With more than 2,200 exhibitors, Mobile World Congress is a truly enormous event. Spread over eight halls of the Fira de Barcelona, this year the event attracted over 100,000 attendees. Even for the veteran, a week at MWC can be exhausting and overwhelming.
Once the dominant feature of MWC, new handsets are just one of many strands today. For all the high-end announcements, Mid-tier Android phones represent the vast majority of the market in the developed world, and in this fiercely competitive area most handsets are as powerful and feature-rich as the high end of 12–18 months ago. HMD Global stole the show in a fit of nostalgia by relaunching one of Nokia’s most famous feature phones, the 3310. Handsets were not the only mobile hardware, with larger-format devices such as Samsung’s Galaxy Tabs showing maturity, and more voice-powered assistants (think Amazon Echo) from Sony and SK Telecom among others.
There was plenty on show about the coming benefits of 5G networks, although it still felt premature for many with widespread deployment unlikely before 2020. Low-power wireless area networks (LPWANs), on the other hand, are now widely available, allowing a true Internet of things (IoT) — swarms of low-cost, long-lived devices connected directly to the Internet to provide ever-richer data and the opportunity for control. Along with all of that data, platforms to make effective use of it were also on show, from helping consumers to replace individual batteries before they run out to optimising agriculture and cities at huge scale.

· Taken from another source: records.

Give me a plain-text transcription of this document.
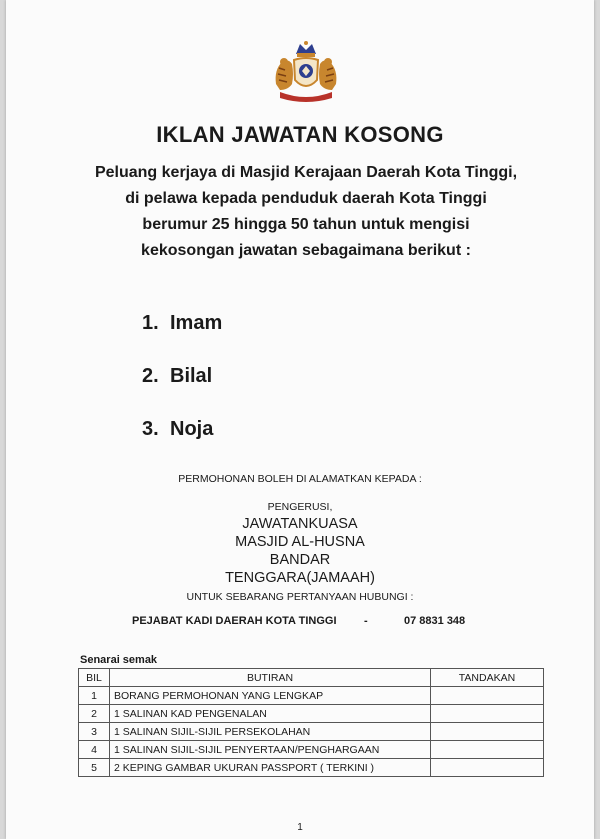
IKLAN JAWATAN KOSONG
Peluang kerjaya di Masjid Kerajaan Daerah Kota Tinggi,
di pelawa kepada penduduk daerah Kota Tinggi
berumur 25 hingga 50 tahun untuk mengisi
kekosongan jawatan sebagaimana berikut :
1. Imam
2. Bilal
3. Noja
PERMOHONAN BOLEH DI ALAMATKAN KEPADA :
PENGERUSI,
JAWATANKUASA
MASJID AL-HUSNA
BANDAR
TENGGARA(JAMAAH)
UNTUK SEBARANG PERTANYAAN HUBUNGI :
PEJABAT KADI DAERAH KOTA TINGGI -	07 8831 348
Senarai semak
BIL	BUTIRAN	TANDAKAN
1	BORANG PERMOHONAN YANG LENGKAP	
2	1 SALINAN KAD PENGENALAN	
3	1 SALINAN SIJIL-SIJIL PERSEKOLAHAN	
4	1 SALINAN SIJIL-SIJIL PENYERTAAN/PENGHARGAAN	
5	2 KEPING GAMBAR UKURAN PASSPORT ( TERKINI )	
1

Health applications, both professional and consumer, were strongly in force. At the consumer level, the emphasis had moved from providing information to providing advice and guidance, using machine learning informed by rich data sets. At the professional end, many companies are vying to be the network “glue” for the increasingly connected health industry.
Media, marketing and apps at MWC had less of the “Wild West” of previous years, reflecting growing maturity. Adtech vendors are increasingly struggling to differentiate, and “App Planet” was more about the building blocks of modern mobile experiences, with the buzz about consumer apps shifting to MWC’s sister event Four Years From Now (4YFN).